Así pues, agarren su maleta por el asa y con su otra mano chasqueen sus dedos de nuevo, eso les mantendrá vivos, activos y alineados con sus deseos de pasar unas magníficas vacaciones inolvidables. De la misma manera cuando sus vacaciones se hayan acabado y vuelvan al trabajo, chasqueen sus dedos y acuérdense de esa situación positiva que experimentó. Esto les motivará y les transferirá positividad en sus acciones pues sólo el hecho de recordar algo positivo ya produce cambios hormonales. Es algo así como lo que ocurre cuando una sonrisa devuelve otra sonrisa.

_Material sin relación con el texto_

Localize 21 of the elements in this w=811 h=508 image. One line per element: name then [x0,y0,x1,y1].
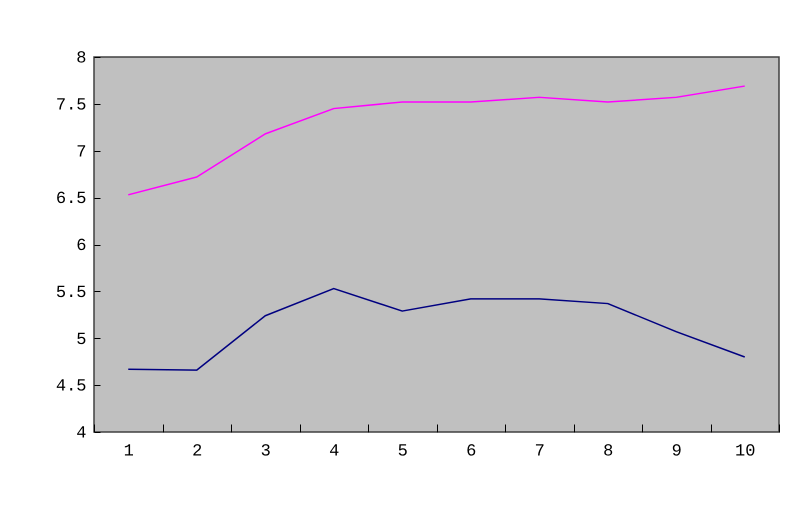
x-tick-label: 3 [260,442,271,462]
y-tick-label: 8 [76,50,86,68]
y-tick-label: 5 [76,330,86,350]
line-series [128,85,746,196]
x-tick-label: 7 [534,442,545,462]
y-tick-label: 4 [76,424,86,444]
y-tick-label: 6.5 [56,190,86,210]
line-series [128,288,746,371]
y-tick-label: 4.5 [56,378,86,397]
y-tick-label: 6 [76,237,86,256]
x-tick-label: 10 [735,442,756,462]
x-tick-label: 2 [192,442,202,462]
x-tick-label: 1 [124,442,134,462]
x-tick-label: 4 [329,442,340,462]
x-tick-label: 5 [398,442,408,462]
y-tick-label: 5.5 [56,284,86,303]
y-tick-label: 7.5 [56,96,86,116]
x-tick-label: 8 [603,442,614,462]
x-tick-label: 6 [466,442,476,462]
x-tick-label: 9 [672,442,682,462]
y-tick-label: 7 [76,143,86,162]
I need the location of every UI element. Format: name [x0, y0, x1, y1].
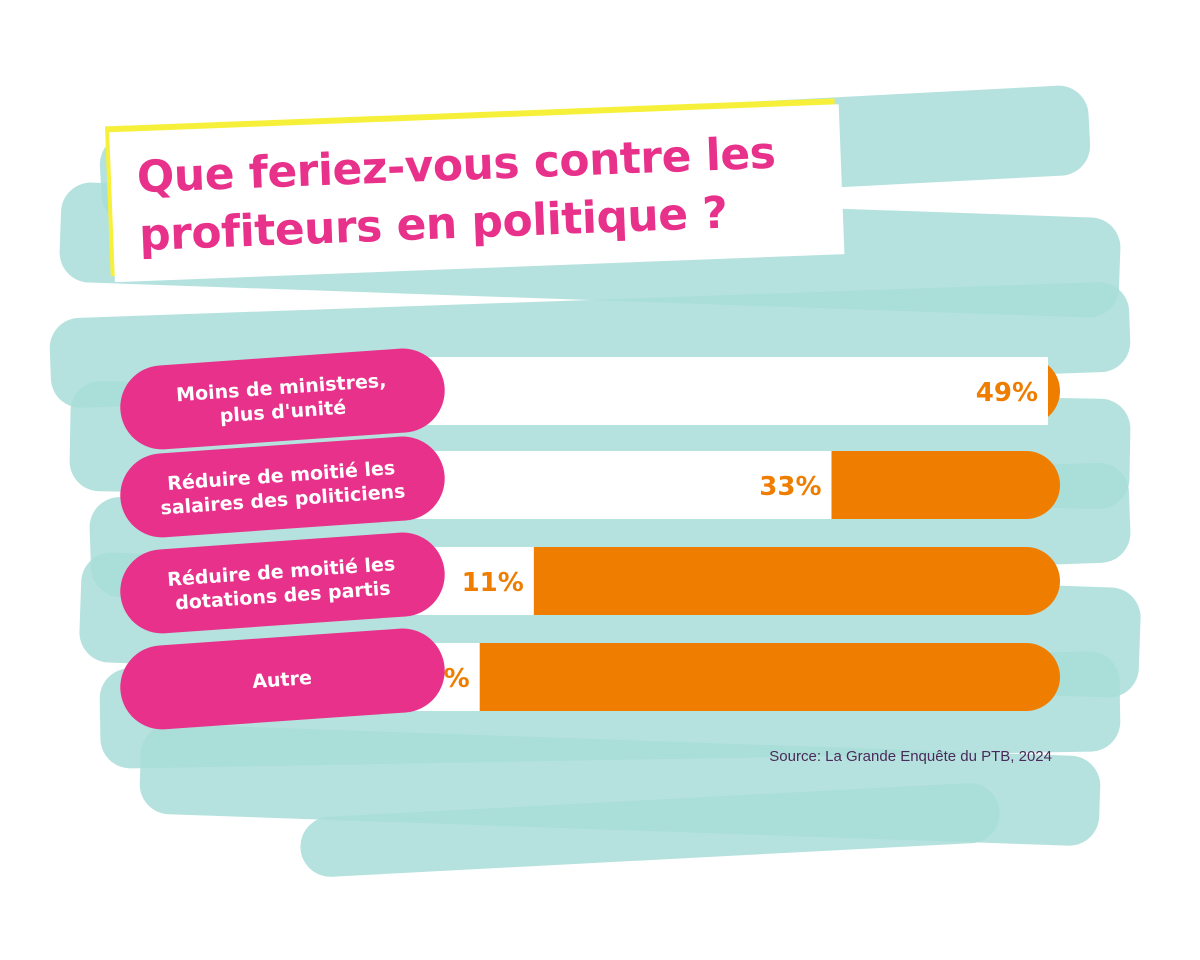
brush-stroke — [300, 783, 1000, 877]
bar — [385, 451, 832, 519]
title-banner: Que feriez-vous contre les profiteurs en… — [104, 98, 855, 292]
bar-track — [385, 547, 1060, 615]
bar — [385, 357, 1048, 425]
value-label: 11% — [462, 568, 524, 598]
bar-row: 7%Autre — [120, 628, 1060, 730]
category-pill-bg — [120, 628, 445, 730]
bar-row: 49% Moins de ministres,plus d'unité — [120, 348, 1060, 450]
category-pill-bg — [120, 436, 445, 538]
source-note: Source: La Grande Enquête du PTB, 2024 — [769, 748, 1052, 765]
category-pill: Moins de ministres,plus d'unité — [120, 348, 445, 450]
category-label: Autre — [252, 667, 313, 693]
value-label: 33% — [759, 472, 821, 502]
category-pill: Autre — [120, 628, 445, 730]
bar-track — [385, 643, 1060, 711]
category-pill-bg — [120, 348, 445, 450]
bar-group: 49% Moins de ministres,plus d'unité 33% Réd… — [120, 348, 1060, 730]
value-label: 49% — [976, 378, 1038, 408]
category-pill-bg — [120, 532, 445, 634]
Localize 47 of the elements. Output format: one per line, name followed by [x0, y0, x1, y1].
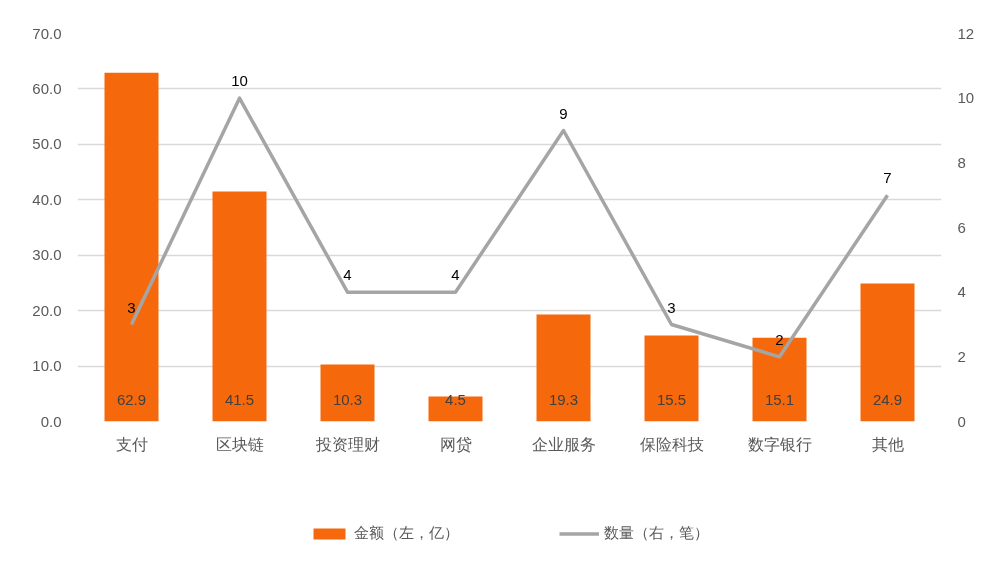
data-label: 3	[667, 298, 676, 316]
y2-tick-label: 4	[957, 283, 966, 301]
data-label: 24.9	[872, 390, 903, 408]
y-tick-label: 0.0	[40, 412, 62, 430]
y-tick-label: 50.0	[32, 135, 62, 153]
y-tick-label: 60.0	[32, 79, 62, 97]
y-tick-label: 70.0	[32, 24, 62, 42]
x-tick-label: 网贷	[439, 435, 472, 453]
bar	[644, 335, 699, 422]
y2-tick-label: 8	[957, 153, 966, 171]
y-tick-label: 20.0	[32, 301, 62, 319]
data-label: 7	[883, 169, 892, 187]
y2-tick-label: 6	[957, 218, 966, 236]
y-tick-label: 30.0	[32, 246, 62, 264]
y2-tick-label: 2	[957, 347, 966, 365]
x-tick-label: 数字银行	[747, 435, 812, 453]
bar	[752, 337, 807, 422]
data-label: 62.9	[116, 390, 147, 408]
y2-tick-label: 12	[957, 24, 975, 42]
data-label: 10	[231, 72, 248, 90]
data-label: 15.1	[764, 390, 795, 408]
data-label: 9	[559, 104, 568, 122]
x-tick-label: 其他	[871, 435, 904, 453]
x-tick-label: 企业服务	[531, 435, 596, 453]
x-tick-label: 支付	[115, 435, 148, 453]
data-label: 4	[343, 266, 352, 284]
data-label: 15.5	[656, 390, 687, 408]
data-label: 41.5	[224, 390, 255, 408]
y2-tick-label: 10	[957, 89, 975, 107]
y-tick-label: 10.0	[32, 357, 62, 375]
data-label: 3	[127, 298, 136, 316]
x-tick-label: 投资理财	[314, 435, 380, 453]
x-tick-label: 区块链	[215, 435, 264, 453]
bar	[104, 72, 159, 422]
legend-label: 数量（右，笔）	[604, 523, 709, 543]
y-tick-label: 40.0	[32, 190, 62, 208]
data-label: 19.3	[548, 390, 579, 408]
legend-label: 金额（左，亿）	[354, 523, 459, 543]
line-series	[129, 96, 890, 359]
bar	[536, 314, 591, 422]
data-label: 10.3	[332, 390, 363, 408]
bar	[860, 283, 915, 422]
data-label: 4	[451, 266, 460, 284]
y2-tick-label: 0	[957, 412, 966, 430]
bar	[320, 364, 375, 422]
bar	[212, 191, 267, 422]
x-tick-label: 保险科技	[639, 435, 704, 453]
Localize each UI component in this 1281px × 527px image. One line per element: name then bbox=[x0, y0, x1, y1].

LOS QUE SE QUEDAN TRABAJANDO:

Les recomiendo que hagan este proceso pero a la inversa. Es decir, cuando se sientan atorados y bloqueados durante el trabajo, realicen ese chasquido con los dedos e imagínense cada uno en su situación ideal y con su estilo representativo preferido (visual, auditivo o kinestésico). Pongan el foco de atención en ese pensamiento y comprobarán cómo todo fluye mejor. Pronto llegarán sus vacaciones, a todos nos toca. Y para aquellos que dicen no poder tener vacaciones que practiquen el fin de semana express (sábado y domingo), aunque sea de uvas a peras, no importa la cantidad de días de vacaciones sino lo que provocas con ese cambio de escenario. No existe un mejor estimulante mental que un cambio en el trabajo o unas vacaciones. Refuerza, relaja y activa nuestro cerebro, abre nuestros sentidos, nos mantiene despiertos y llenos de vitalidad para afrontar la realidad que nos viene.

Buen viaje para los que marchen de vacaciones y buena jornada para aquellos que chasqueando los dedos continúen su trabajo.


Una curiosidad: en latín, el gesto de chasquear los dedos, se llama crepitus digitorum, y  servía para enviar una señal a alguien para que hiciera alguna cosa que ya sabía. Tíbulo lo nombra en sus Elegías como la manera de comunicarle a su mujer que le abriera las puertas de casa. Haciendo un paralelismo con lo expuesto anteriormente, este gesto bien podría significar enviar una señal de positividad a nuestra mente para hacer bien lo que sabemos hacer, manteniéndola siempre abierta.